Can diet influence atopic dermatitis?
Many studies show a relationship between food allergies and atopic dermatitis. Called the atopic triad, people with a tendency for asthma and hay fever, also tend to have atopic dermatitis more frequently, so it isn’t surprising that there is a correlation with other types of allergies. The evidence for a direct link is still inconclusive, however. Currently, there are no universal guidelines on foods to avoid. If you see a pattern where your child’s skin flares up in response to certain foods, don’t dismiss it as a coincidence. Reactions are individual, and do what makes sense–avoid that food as much as possible, and talk to your doctor about a strategy to minimize disruption.
How can I stop my child from scratching?
- Control the itch, fast.

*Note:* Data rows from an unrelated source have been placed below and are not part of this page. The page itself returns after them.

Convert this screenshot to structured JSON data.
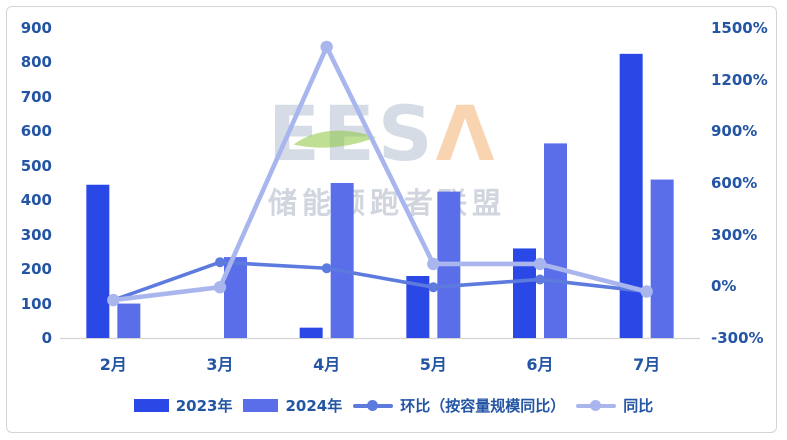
{
  "page": {
    "background": "#ffffff",
    "frame_border_color": "#d5d5d5"
  },
  "watermark": {
    "logo_gray": "EES",
    "logo_accent": "Λ",
    "subtitle": "储能领跑者联盟",
    "leaf_color": "#8cc63f",
    "logo_gray_color": "#b9c5d6",
    "logo_accent_color": "#f2a65a"
  },
  "chart_data": {
    "type": "combo-bar-line",
    "title": "",
    "categories": [
      "2月",
      "3月",
      "4月",
      "5月",
      "6月",
      "7月"
    ],
    "series": [
      {
        "name": "2023年",
        "type": "bar",
        "axis": "left",
        "color": "#2a48e6",
        "values": [
          445,
          null,
          30,
          180,
          260,
          825
        ]
      },
      {
        "name": "2024年",
        "type": "bar",
        "axis": "left",
        "color": "#5a6eea",
        "values": [
          100,
          235,
          450,
          425,
          565,
          460
        ]
      },
      {
        "name": "环比（按容量规模同比）",
        "type": "line",
        "axis": "right",
        "unit": "%",
        "color": "#5d7ade",
        "values": [
          -80,
          140,
          105,
          -5,
          40,
          -30
        ]
      },
      {
        "name": "同比",
        "type": "line",
        "axis": "right",
        "unit": "%",
        "color": "#a9b6ee",
        "values": [
          -80,
          -5,
          1390,
          130,
          130,
          -30
        ]
      }
    ],
    "left_axis": {
      "min": 0,
      "max": 900,
      "step": 100,
      "tick_labels": [
        "0",
        "100",
        "200",
        "300",
        "400",
        "500",
        "600",
        "700",
        "800",
        "900"
      ]
    },
    "right_axis": {
      "min": -300,
      "max": 1500,
      "step": 300,
      "tick_labels": [
        "-300%",
        "0%",
        "300%",
        "600%",
        "900%",
        "1200%",
        "1500%"
      ]
    },
    "legend_position": "bottom",
    "grid": false,
    "axis_text_color": "#2355a4",
    "axis_line_color": "#d6d6d6"
  }
}
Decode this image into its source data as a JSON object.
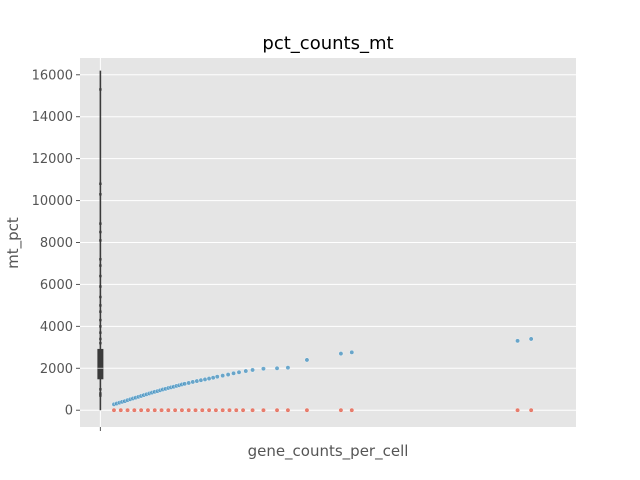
{
  "chart_data": {
    "type": "scatter",
    "title": "pct_counts_mt",
    "xlabel": "gene_counts_per_cell",
    "ylabel": "mt_pct",
    "ylim": [
      -800,
      16800
    ],
    "yticks": [
      "0",
      "2000",
      "4000",
      "6000",
      "8000",
      "10000",
      "12000",
      "14000",
      "16000"
    ],
    "xlim": [
      -0.15,
      3.5
    ],
    "xticks": [
      ""
    ],
    "grid": true,
    "legend": "none",
    "colors": {
      "blue": "#348abd",
      "red": "#e24a33",
      "boxplot": "#3b3b3b",
      "panel": "#e5e5e5",
      "grid": "#ffffff"
    },
    "boxplot": {
      "x": 0,
      "min": 0,
      "q1": 1500,
      "median": 2000,
      "q3": 2900,
      "max": 16200,
      "outliers": [
        15300,
        10800,
        10300,
        8900,
        8500,
        8100,
        7200,
        6900,
        6400,
        5900,
        5400,
        5000,
        4700,
        4300,
        4000,
        3700,
        3400,
        3200,
        1000,
        800,
        700
      ]
    },
    "series": [
      {
        "color": "blue",
        "points": [
          [
            0.1,
            280
          ],
          [
            0.12,
            320
          ],
          [
            0.14,
            360
          ],
          [
            0.16,
            400
          ],
          [
            0.18,
            430
          ],
          [
            0.2,
            480
          ],
          [
            0.22,
            520
          ],
          [
            0.24,
            560
          ],
          [
            0.26,
            600
          ],
          [
            0.28,
            640
          ],
          [
            0.3,
            680
          ],
          [
            0.32,
            720
          ],
          [
            0.34,
            760
          ],
          [
            0.36,
            800
          ],
          [
            0.38,
            840
          ],
          [
            0.4,
            880
          ],
          [
            0.42,
            910
          ],
          [
            0.44,
            950
          ],
          [
            0.46,
            990
          ],
          [
            0.48,
            1020
          ],
          [
            0.5,
            1060
          ],
          [
            0.52,
            1090
          ],
          [
            0.54,
            1120
          ],
          [
            0.56,
            1160
          ],
          [
            0.58,
            1190
          ],
          [
            0.6,
            1230
          ],
          [
            0.62,
            1260
          ],
          [
            0.65,
            1300
          ],
          [
            0.68,
            1350
          ],
          [
            0.71,
            1390
          ],
          [
            0.74,
            1430
          ],
          [
            0.77,
            1470
          ],
          [
            0.8,
            1510
          ],
          [
            0.83,
            1550
          ],
          [
            0.86,
            1600
          ],
          [
            0.9,
            1650
          ],
          [
            0.94,
            1700
          ],
          [
            0.98,
            1760
          ],
          [
            1.02,
            1810
          ],
          [
            1.07,
            1870
          ],
          [
            1.12,
            1920
          ],
          [
            1.2,
            1980
          ],
          [
            1.3,
            2000
          ],
          [
            1.38,
            2030
          ],
          [
            1.52,
            2400
          ],
          [
            1.77,
            2700
          ],
          [
            1.85,
            2760
          ],
          [
            3.07,
            3310
          ],
          [
            3.17,
            3400
          ]
        ]
      },
      {
        "color": "red",
        "points": [
          [
            0.1,
            0
          ],
          [
            0.15,
            0
          ],
          [
            0.2,
            0
          ],
          [
            0.25,
            0
          ],
          [
            0.3,
            0
          ],
          [
            0.35,
            0
          ],
          [
            0.4,
            0
          ],
          [
            0.45,
            0
          ],
          [
            0.5,
            0
          ],
          [
            0.55,
            0
          ],
          [
            0.6,
            0
          ],
          [
            0.65,
            0
          ],
          [
            0.7,
            0
          ],
          [
            0.75,
            0
          ],
          [
            0.8,
            0
          ],
          [
            0.85,
            0
          ],
          [
            0.9,
            0
          ],
          [
            0.95,
            0
          ],
          [
            1.0,
            0
          ],
          [
            1.05,
            0
          ],
          [
            1.12,
            0
          ],
          [
            1.2,
            0
          ],
          [
            1.3,
            0
          ],
          [
            1.38,
            0
          ],
          [
            1.52,
            0
          ],
          [
            1.77,
            0
          ],
          [
            1.85,
            0
          ],
          [
            3.07,
            0
          ],
          [
            3.17,
            0
          ]
        ]
      }
    ]
  }
}
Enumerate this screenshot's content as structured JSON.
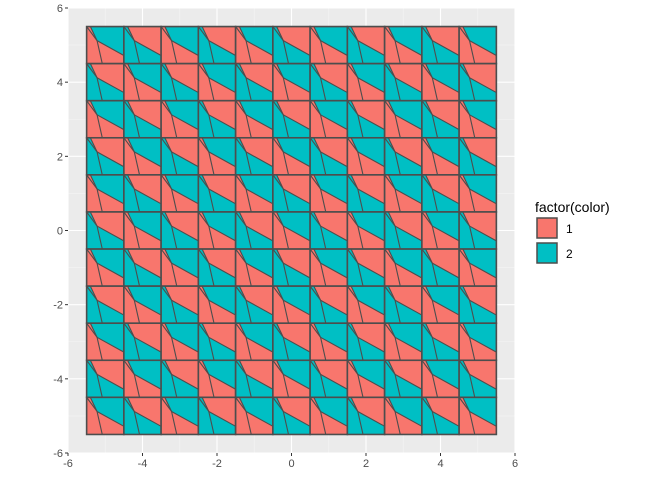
{
  "chart_data": {
    "type": "polygon-tile",
    "title": "",
    "xlabel": "",
    "ylabel": "",
    "xlim": [
      -6,
      6
    ],
    "ylim": [
      -6,
      6
    ],
    "x_ticks": [
      -6,
      -4,
      -2,
      0,
      2,
      4,
      6
    ],
    "y_ticks": [
      -6,
      -4,
      -2,
      0,
      2,
      4,
      6
    ],
    "x_tick_labels": [
      "-6",
      "-4",
      "-2",
      "0",
      "2",
      "4",
      "6"
    ],
    "y_tick_labels": [
      "-6",
      "-4",
      "-2",
      "0",
      "2",
      "4",
      "6"
    ],
    "grid": true,
    "tile_grid": {
      "x_centers": [
        -5,
        -4,
        -3,
        -2,
        -1,
        0,
        1,
        2,
        3,
        4,
        5
      ],
      "y_centers": [
        5,
        4,
        3,
        2,
        1,
        0,
        -1,
        -2,
        -3,
        -4,
        -5
      ],
      "tile_size": 1,
      "tile_base_color": [
        [
          1,
          2,
          1,
          2,
          1,
          2,
          1,
          2,
          1,
          2,
          1
        ],
        [
          2,
          1,
          2,
          1,
          2,
          1,
          2,
          1,
          2,
          1,
          2
        ],
        [
          1,
          2,
          1,
          2,
          1,
          2,
          1,
          2,
          1,
          2,
          1
        ],
        [
          2,
          1,
          2,
          1,
          2,
          1,
          2,
          1,
          2,
          1,
          2
        ],
        [
          1,
          2,
          1,
          2,
          1,
          2,
          1,
          2,
          1,
          2,
          1
        ],
        [
          2,
          1,
          2,
          1,
          2,
          1,
          2,
          1,
          2,
          1,
          2
        ],
        [
          1,
          2,
          1,
          2,
          1,
          2,
          1,
          2,
          1,
          2,
          1
        ],
        [
          2,
          1,
          2,
          1,
          2,
          1,
          2,
          1,
          2,
          1,
          2
        ],
        [
          1,
          2,
          1,
          2,
          1,
          2,
          1,
          2,
          1,
          2,
          1
        ],
        [
          2,
          1,
          2,
          1,
          2,
          1,
          2,
          1,
          2,
          1,
          2
        ],
        [
          1,
          2,
          1,
          2,
          1,
          2,
          1,
          2,
          1,
          2,
          1
        ]
      ]
    },
    "legend": {
      "title": "factor(color)",
      "placement": "right",
      "items": [
        {
          "label": "1",
          "color": "#F8766D"
        },
        {
          "label": "2",
          "color": "#00BFC4"
        }
      ]
    },
    "colors": {
      "panel_background": "#EBEBEB",
      "grid_major": "#FFFFFF",
      "tile_outline": "#4D4D4D",
      "tick_text": "#4D4D4D"
    }
  }
}
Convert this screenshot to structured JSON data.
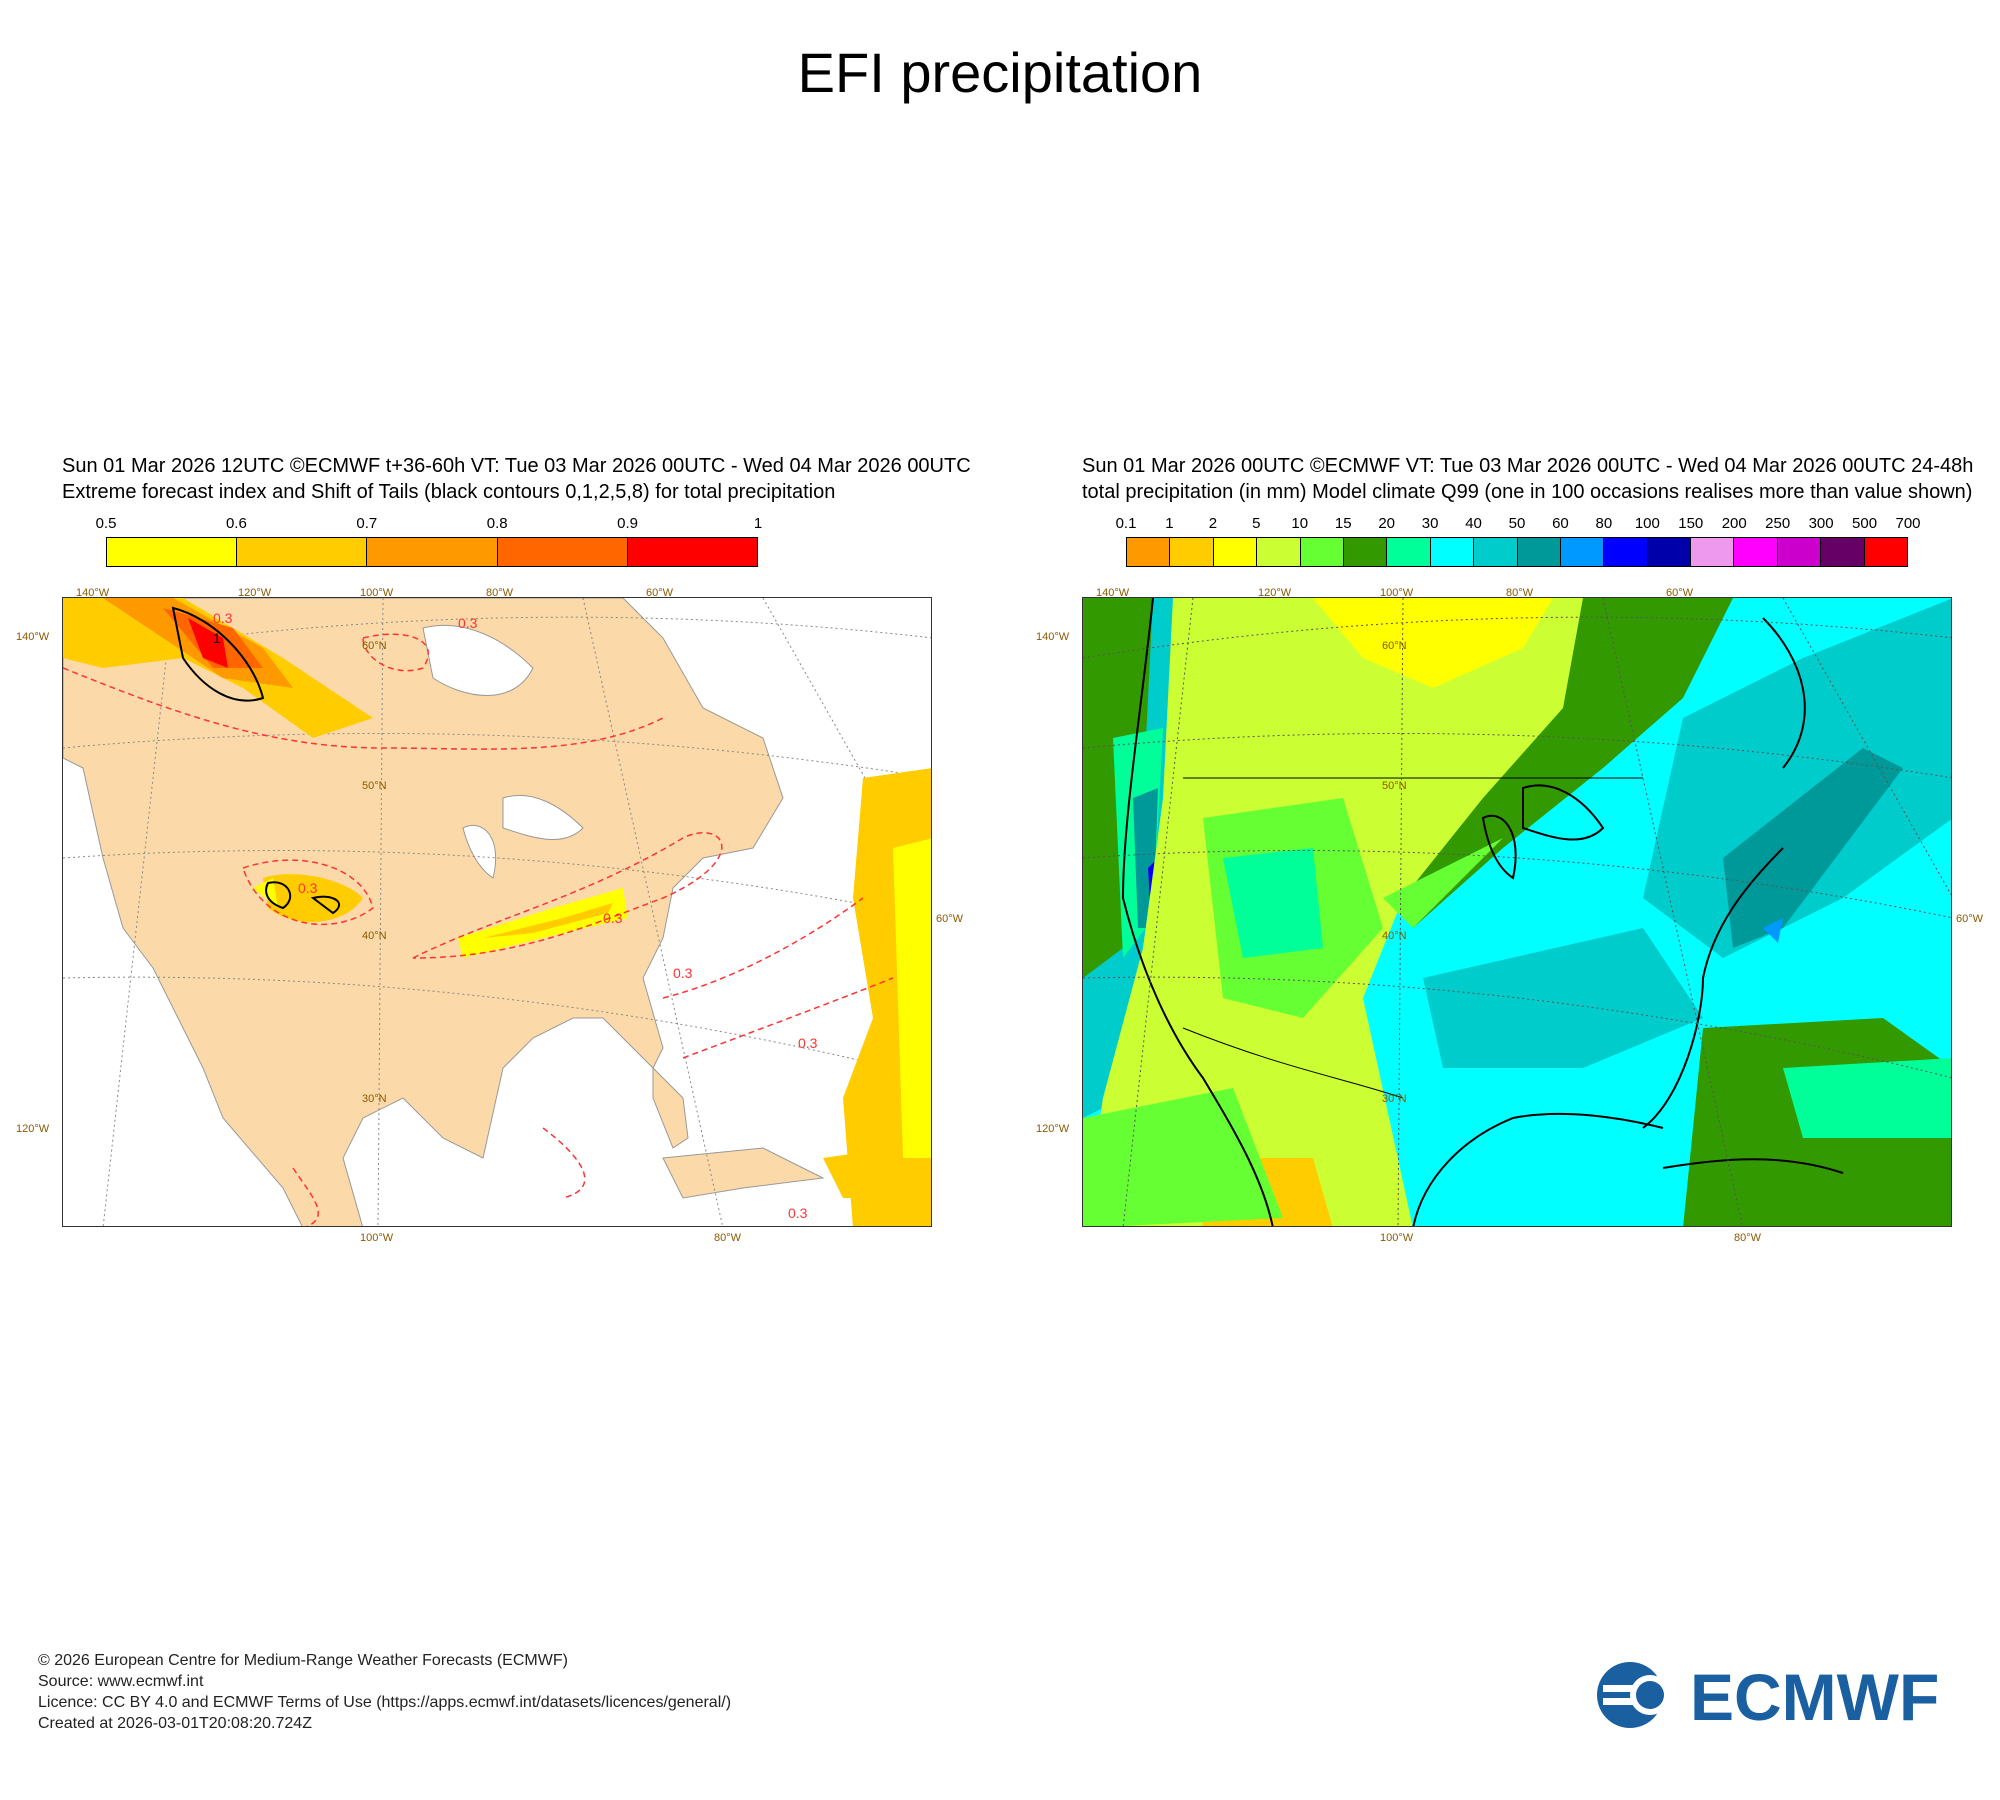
{
  "title": "EFI precipitation",
  "left_panel": {
    "header_line1": "Sun 01 Mar 2026 12UTC ©ECMWF t+36-60h  VT: Tue 03 Mar 2026 00UTC - Wed 04 Mar 2026 00UTC",
    "header_line2": "Extreme forecast index and Shift of Tails (black contours 0,1,2,5,8) for total precipitation",
    "colorbar_labels": [
      "0.5",
      "0.6",
      "0.7",
      "0.8",
      "0.9",
      "1"
    ],
    "colorbar_colors": [
      "#ffff00",
      "#ffcc00",
      "#ff9900",
      "#ff6600",
      "#ff0000"
    ],
    "contour_labels": [
      "0.3",
      "0.3",
      "0.3",
      "0.3",
      "0.3",
      "0.3",
      "0.3",
      "1"
    ],
    "top_ticks": [
      "140°W",
      "120°W",
      "100°W",
      "80°W",
      "60°W"
    ],
    "bottom_ticks": [
      "100°W",
      "80°W"
    ],
    "left_ticks": [
      "140°W",
      "120°W"
    ],
    "right_ticks": [
      "60°W"
    ],
    "lat_labels": [
      "60°N",
      "50°N",
      "40°N",
      "30°N"
    ]
  },
  "right_panel": {
    "header_line1": "Sun 01 Mar 2026 00UTC ©ECMWF VT: Tue 03 Mar 2026 00UTC - Wed 04 Mar 2026 00UTC   24-48h",
    "header_line2": "total precipitation  (in mm)  Model climate Q99 (one in 100 occasions realises more than value shown)",
    "colorbar_labels": [
      "0.1",
      "1",
      "2",
      "5",
      "10",
      "15",
      "20",
      "30",
      "40",
      "50",
      "60",
      "80",
      "100",
      "150",
      "200",
      "250",
      "300",
      "500",
      "700"
    ],
    "colorbar_colors": [
      "#ff9900",
      "#ffcc00",
      "#ffff00",
      "#ccff33",
      "#66ff33",
      "#339900",
      "#00ff99",
      "#00ffff",
      "#00cccc",
      "#009999",
      "#0099ff",
      "#0000ff",
      "#0000aa",
      "#ee99ee",
      "#ff00ff",
      "#cc00cc",
      "#660066",
      "#ff0000"
    ],
    "top_ticks": [
      "140°W",
      "120°W",
      "100°W",
      "80°W",
      "60°W"
    ],
    "bottom_ticks": [
      "100°W",
      "80°W"
    ],
    "left_ticks": [
      "140°W",
      "120°W"
    ],
    "right_ticks": [
      "60°W"
    ],
    "lat_labels": [
      "60°N",
      "50°N",
      "40°N",
      "30°N"
    ]
  },
  "footer": {
    "line1": "© 2026 European Centre for Medium-Range Weather Forecasts (ECMWF)",
    "line2": "Source: www.ecmwf.int",
    "line3": "Licence: CC BY 4.0 and ECMWF Terms of Use (https://apps.ecmwf.int/datasets/licences/general/)",
    "line4": "Created at 2026-03-01T20:08:20.724Z"
  },
  "logo_text": "ECMWF",
  "colors": {
    "land": "#fcd9a8",
    "contour": "#ff3333",
    "brand": "#1a5fa0"
  }
}
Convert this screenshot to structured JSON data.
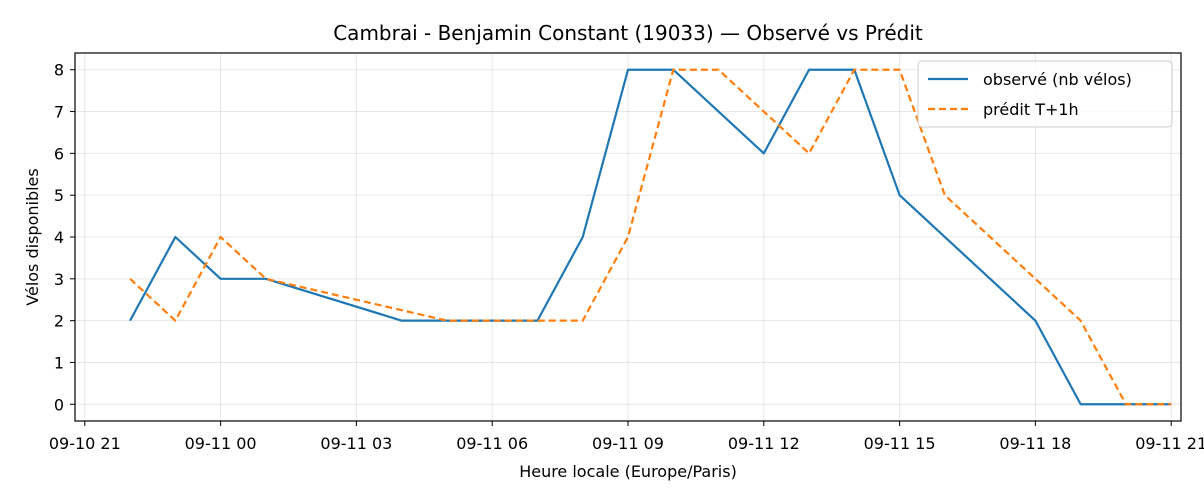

The priority should always be to control the itch rather than controlling the scratch. Even an adult’s willpower is often helpless against relentless itching. Almost everybody scratches an itch in their sleep unconsciously, so it’s important to tackle the source of the problem. Use topical creams or the treatment of choice that your doctor has prescribed.
- Moisturize the skin regularly. This is especially important, immediately after bathing or showering.
- Lower the temperature. Cold compresses can help bring down the lower temperature. Also, lowering the temperature of the room can help children get to sleep.
- Cover up itchy skin. Often having itchy skin covered helps children fight the urge to scratch.
- Distractions. Never a great long-term solution, but every parent knows that distractions help, at least for the time being.
- Cut the nails short. Scratching will happen; it’s a near-automatic response and cutting the nails can at least help minimize the damage.